Earlier on Thursday the peso fell to a fresh record low of 40.00 per U.S.
Nerves are frayed in Latin America's No. 3 economy as it struggles to break free from its notorious cycle of once-a-decade financial crises.
Argentina had secured the biggest International Monetary Fund bailout in history in June this year as its government needed help to rein in soaring twin deficits in the country and prop up the Argentine peso.
"Regardless of what happens from here, the country's weak balance sheets mean that Argentine markets will remain extremely vulnerable to swings in investor risk appetite", added Glossop.
When Argentine President Mauricio Macri told the country he had asked the International Monetary Fund to speed its disbursement of a $50 billion loan, he consciously aimed to assuage the fears of uneasy market watchers. He said the decision sought to dispel any uncertainty, but he did not specify the amount or when the funds would be released.
International Monetary Fund chief Christine Lagarde said on Wednesday she had agreed to Argentinian President Mauricio Macri's request to speed up payments of a $50bn loan in a bid to shore up Argentina's battered economy. She said that the "more adverse worldwide market conditions" had not been "fully anticipated" when the IMF and Argentina reached the deal in June.

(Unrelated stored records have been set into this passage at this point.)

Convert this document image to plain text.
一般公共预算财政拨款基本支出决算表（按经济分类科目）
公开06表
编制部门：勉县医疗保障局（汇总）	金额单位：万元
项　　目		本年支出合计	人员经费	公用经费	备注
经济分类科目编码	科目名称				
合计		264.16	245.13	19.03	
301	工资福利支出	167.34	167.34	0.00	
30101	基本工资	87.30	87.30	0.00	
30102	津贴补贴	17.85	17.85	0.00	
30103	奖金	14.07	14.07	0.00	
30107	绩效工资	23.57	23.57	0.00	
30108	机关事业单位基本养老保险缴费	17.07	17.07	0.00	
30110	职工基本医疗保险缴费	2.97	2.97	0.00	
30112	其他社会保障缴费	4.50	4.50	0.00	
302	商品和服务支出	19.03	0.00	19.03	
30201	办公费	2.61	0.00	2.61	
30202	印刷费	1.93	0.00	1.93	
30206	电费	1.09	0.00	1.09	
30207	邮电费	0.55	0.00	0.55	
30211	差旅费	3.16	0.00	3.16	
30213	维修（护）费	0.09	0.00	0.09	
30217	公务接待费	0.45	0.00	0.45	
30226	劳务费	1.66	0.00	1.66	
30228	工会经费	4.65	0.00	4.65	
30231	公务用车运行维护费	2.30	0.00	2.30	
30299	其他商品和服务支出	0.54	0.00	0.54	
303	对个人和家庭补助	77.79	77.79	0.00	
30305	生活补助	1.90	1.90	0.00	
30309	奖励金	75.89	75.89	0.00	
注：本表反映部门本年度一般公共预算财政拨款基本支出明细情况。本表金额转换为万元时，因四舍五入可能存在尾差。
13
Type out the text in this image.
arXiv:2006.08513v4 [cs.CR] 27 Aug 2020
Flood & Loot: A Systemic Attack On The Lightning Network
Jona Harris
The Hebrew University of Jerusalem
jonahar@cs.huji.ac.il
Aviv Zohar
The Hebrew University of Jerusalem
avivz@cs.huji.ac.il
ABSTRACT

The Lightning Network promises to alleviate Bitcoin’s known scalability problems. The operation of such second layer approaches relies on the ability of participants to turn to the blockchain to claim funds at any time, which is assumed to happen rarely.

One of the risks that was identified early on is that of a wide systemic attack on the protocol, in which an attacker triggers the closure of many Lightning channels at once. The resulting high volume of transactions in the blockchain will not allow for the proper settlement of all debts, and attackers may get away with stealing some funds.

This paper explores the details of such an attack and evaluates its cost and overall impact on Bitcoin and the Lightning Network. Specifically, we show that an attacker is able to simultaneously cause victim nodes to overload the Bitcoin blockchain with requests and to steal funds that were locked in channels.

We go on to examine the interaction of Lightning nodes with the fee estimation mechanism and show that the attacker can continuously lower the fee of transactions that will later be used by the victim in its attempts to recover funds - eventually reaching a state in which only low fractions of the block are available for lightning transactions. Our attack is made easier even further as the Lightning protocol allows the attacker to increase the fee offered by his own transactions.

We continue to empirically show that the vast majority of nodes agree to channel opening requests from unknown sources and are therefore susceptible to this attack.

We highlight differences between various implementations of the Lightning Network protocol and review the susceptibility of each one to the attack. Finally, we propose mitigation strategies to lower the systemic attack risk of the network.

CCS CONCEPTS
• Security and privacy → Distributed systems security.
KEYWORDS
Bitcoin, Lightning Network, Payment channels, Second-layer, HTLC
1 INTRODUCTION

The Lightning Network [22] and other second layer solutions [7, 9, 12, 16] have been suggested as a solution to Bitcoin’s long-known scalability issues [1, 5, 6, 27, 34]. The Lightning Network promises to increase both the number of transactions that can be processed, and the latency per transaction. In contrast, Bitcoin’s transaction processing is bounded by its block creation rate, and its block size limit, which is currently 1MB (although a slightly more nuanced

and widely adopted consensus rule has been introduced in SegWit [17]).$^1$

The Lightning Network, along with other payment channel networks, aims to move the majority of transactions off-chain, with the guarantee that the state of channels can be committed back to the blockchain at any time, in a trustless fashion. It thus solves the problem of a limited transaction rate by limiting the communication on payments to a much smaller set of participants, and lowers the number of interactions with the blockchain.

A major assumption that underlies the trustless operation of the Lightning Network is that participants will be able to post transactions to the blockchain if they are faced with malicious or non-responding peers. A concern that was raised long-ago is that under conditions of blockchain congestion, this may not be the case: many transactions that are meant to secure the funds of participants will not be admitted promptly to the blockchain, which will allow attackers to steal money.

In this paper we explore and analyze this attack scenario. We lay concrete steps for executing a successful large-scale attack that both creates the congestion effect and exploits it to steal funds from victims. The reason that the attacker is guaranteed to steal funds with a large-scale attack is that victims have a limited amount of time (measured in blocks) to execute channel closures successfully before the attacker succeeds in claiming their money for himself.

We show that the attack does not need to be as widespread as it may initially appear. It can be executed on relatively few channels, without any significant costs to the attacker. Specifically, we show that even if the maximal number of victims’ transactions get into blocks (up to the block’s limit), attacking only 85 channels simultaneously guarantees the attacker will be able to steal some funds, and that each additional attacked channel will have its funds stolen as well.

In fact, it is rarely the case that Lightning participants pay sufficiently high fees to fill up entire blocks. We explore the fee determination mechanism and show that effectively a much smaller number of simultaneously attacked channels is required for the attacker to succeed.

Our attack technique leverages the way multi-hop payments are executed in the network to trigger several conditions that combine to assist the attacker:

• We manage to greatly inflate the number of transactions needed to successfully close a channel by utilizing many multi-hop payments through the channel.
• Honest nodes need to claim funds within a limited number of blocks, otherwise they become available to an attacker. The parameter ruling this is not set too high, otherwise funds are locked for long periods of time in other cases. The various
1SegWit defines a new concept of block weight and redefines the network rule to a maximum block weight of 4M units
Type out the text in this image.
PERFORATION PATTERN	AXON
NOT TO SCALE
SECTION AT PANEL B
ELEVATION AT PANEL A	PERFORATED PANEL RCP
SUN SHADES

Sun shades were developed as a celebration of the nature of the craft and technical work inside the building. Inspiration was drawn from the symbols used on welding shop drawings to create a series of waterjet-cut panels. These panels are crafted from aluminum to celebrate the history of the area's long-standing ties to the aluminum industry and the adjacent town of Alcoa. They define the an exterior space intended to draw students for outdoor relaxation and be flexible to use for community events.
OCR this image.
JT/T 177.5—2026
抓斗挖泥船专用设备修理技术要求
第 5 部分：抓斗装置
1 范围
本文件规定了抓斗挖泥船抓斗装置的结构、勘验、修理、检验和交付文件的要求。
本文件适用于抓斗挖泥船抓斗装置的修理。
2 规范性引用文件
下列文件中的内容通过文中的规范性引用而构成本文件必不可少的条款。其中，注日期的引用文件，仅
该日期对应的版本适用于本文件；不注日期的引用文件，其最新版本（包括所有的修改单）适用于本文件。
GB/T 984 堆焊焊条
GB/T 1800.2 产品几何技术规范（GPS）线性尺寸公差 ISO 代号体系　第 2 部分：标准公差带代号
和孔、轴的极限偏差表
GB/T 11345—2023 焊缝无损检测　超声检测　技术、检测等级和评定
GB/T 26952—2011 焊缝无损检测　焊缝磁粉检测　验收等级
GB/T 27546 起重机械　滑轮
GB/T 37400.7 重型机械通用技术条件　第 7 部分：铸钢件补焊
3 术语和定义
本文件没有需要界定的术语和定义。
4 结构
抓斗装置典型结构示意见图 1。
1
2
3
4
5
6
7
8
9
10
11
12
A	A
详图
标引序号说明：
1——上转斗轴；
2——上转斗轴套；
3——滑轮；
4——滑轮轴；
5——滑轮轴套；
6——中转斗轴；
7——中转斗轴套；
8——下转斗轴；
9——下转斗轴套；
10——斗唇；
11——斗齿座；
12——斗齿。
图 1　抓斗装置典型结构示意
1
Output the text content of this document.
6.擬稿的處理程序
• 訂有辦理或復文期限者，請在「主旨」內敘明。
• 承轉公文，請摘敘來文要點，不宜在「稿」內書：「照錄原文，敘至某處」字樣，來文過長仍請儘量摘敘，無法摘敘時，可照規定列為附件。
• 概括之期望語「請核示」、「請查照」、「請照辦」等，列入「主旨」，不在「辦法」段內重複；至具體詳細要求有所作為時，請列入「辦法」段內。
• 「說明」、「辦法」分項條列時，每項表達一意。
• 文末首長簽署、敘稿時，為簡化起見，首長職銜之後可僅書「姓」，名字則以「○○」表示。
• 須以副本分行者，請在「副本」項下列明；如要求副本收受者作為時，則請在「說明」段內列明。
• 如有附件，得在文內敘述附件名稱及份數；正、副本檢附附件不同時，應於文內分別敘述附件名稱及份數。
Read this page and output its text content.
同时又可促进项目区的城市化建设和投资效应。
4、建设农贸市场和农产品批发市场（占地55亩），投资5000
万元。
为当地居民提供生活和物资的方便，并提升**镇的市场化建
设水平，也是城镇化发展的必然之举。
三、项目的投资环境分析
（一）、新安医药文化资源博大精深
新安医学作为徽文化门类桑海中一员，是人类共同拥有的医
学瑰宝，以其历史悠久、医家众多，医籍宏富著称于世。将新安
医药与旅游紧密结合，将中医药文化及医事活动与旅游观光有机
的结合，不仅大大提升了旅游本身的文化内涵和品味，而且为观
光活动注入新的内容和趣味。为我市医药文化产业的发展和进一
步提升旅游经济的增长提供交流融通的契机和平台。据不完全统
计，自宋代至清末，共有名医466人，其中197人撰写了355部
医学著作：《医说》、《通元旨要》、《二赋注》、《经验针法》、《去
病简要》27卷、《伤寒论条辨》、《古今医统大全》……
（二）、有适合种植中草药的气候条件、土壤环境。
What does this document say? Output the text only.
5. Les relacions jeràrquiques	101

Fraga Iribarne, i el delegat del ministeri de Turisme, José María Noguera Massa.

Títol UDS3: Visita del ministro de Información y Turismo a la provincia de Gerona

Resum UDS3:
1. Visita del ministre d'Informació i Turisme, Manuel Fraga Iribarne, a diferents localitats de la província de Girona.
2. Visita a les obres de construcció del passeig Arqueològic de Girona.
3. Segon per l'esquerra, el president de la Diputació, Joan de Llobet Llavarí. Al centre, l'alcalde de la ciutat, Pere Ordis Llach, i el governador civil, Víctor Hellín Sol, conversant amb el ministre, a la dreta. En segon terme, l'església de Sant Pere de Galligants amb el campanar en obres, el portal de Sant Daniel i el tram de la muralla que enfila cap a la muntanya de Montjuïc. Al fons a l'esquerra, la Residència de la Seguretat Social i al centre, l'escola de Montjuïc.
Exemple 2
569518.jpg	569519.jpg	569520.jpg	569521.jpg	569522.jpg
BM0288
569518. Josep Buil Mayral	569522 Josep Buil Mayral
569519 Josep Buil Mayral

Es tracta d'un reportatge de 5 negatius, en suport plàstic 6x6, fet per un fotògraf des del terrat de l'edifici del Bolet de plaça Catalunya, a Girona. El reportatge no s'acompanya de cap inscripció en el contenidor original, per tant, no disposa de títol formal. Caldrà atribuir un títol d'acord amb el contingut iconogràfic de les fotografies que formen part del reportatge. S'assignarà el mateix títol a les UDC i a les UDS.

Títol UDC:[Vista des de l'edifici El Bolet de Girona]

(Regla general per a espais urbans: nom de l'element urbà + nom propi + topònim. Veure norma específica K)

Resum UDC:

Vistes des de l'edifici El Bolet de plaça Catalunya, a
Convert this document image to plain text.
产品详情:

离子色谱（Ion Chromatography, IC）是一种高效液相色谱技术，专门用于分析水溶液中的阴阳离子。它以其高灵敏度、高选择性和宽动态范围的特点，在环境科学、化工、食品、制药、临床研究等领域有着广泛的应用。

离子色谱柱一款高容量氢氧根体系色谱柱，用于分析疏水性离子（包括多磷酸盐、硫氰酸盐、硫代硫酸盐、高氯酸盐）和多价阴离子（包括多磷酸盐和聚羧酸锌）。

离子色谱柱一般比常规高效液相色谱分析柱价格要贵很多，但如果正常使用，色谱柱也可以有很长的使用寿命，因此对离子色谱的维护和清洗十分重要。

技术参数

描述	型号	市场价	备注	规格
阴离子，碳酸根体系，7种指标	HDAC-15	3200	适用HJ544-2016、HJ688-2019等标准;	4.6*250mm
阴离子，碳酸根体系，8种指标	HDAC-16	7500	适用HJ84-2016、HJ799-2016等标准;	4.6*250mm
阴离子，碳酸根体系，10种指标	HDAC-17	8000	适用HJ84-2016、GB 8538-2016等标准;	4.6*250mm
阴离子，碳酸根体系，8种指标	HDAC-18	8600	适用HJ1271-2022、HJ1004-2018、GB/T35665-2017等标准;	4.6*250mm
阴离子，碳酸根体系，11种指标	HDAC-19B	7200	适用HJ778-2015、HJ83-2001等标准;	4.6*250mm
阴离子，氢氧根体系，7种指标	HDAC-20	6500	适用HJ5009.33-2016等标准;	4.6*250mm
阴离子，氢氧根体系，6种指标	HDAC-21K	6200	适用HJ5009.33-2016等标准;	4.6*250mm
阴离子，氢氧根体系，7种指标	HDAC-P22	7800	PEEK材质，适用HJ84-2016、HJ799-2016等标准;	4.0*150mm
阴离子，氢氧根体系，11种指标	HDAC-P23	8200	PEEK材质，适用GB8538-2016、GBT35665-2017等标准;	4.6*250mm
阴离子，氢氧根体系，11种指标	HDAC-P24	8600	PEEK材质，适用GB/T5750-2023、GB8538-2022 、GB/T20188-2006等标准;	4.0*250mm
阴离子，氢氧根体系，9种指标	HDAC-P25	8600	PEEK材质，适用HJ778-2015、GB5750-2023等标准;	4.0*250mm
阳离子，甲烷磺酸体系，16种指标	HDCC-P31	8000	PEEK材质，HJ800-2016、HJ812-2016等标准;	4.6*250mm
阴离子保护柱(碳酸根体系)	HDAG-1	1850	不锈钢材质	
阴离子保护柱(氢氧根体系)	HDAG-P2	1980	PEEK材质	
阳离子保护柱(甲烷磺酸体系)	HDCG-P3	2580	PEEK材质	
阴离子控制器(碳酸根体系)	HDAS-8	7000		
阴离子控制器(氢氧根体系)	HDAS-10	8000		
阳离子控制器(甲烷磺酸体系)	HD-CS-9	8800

The managing director of the global banking system, Christine Lagarde, said Wednesday that revisions were warranted in light of "the more adverse worldwide market conditions, which had not been fully anticipated in the original program". The peso is down 49 percent this year.
She said that the "more adverse worldwide market conditions" had not been "fully anticipated" when the IMF and Argentina reached the agreement in June.
The country's central bank acted quickly in response, raising its benchmark lending rate 15 points, to 60 percent - the highest such rate in the world, according to The Associated Press. REUTERS/Agustin Marcarian source Pedestrians walk past an electronic board showing currency exchange rates in Buenos Aires' financial district, Argentina, June 29, 2018. The yields had declined earlier after a measure of underlying inflation just managed to hit the Federal Reserve's 2 percent target.
Ahead of an expected re-election bid next year, Macri has seen his popularity fall after reducing retirement benefits and cutting utility subsidies that people had grown accustomed to under Fernandez.
"I know that these tumultuous situations generate anxiety among many of you", Macri said.
Dozens died in protests and looting in December 2001 as the economy unraveled and Argentina eventually suffered a record $100 billion debt default. "I understand this, and I want you to know I am making all decisions necessary to protect you".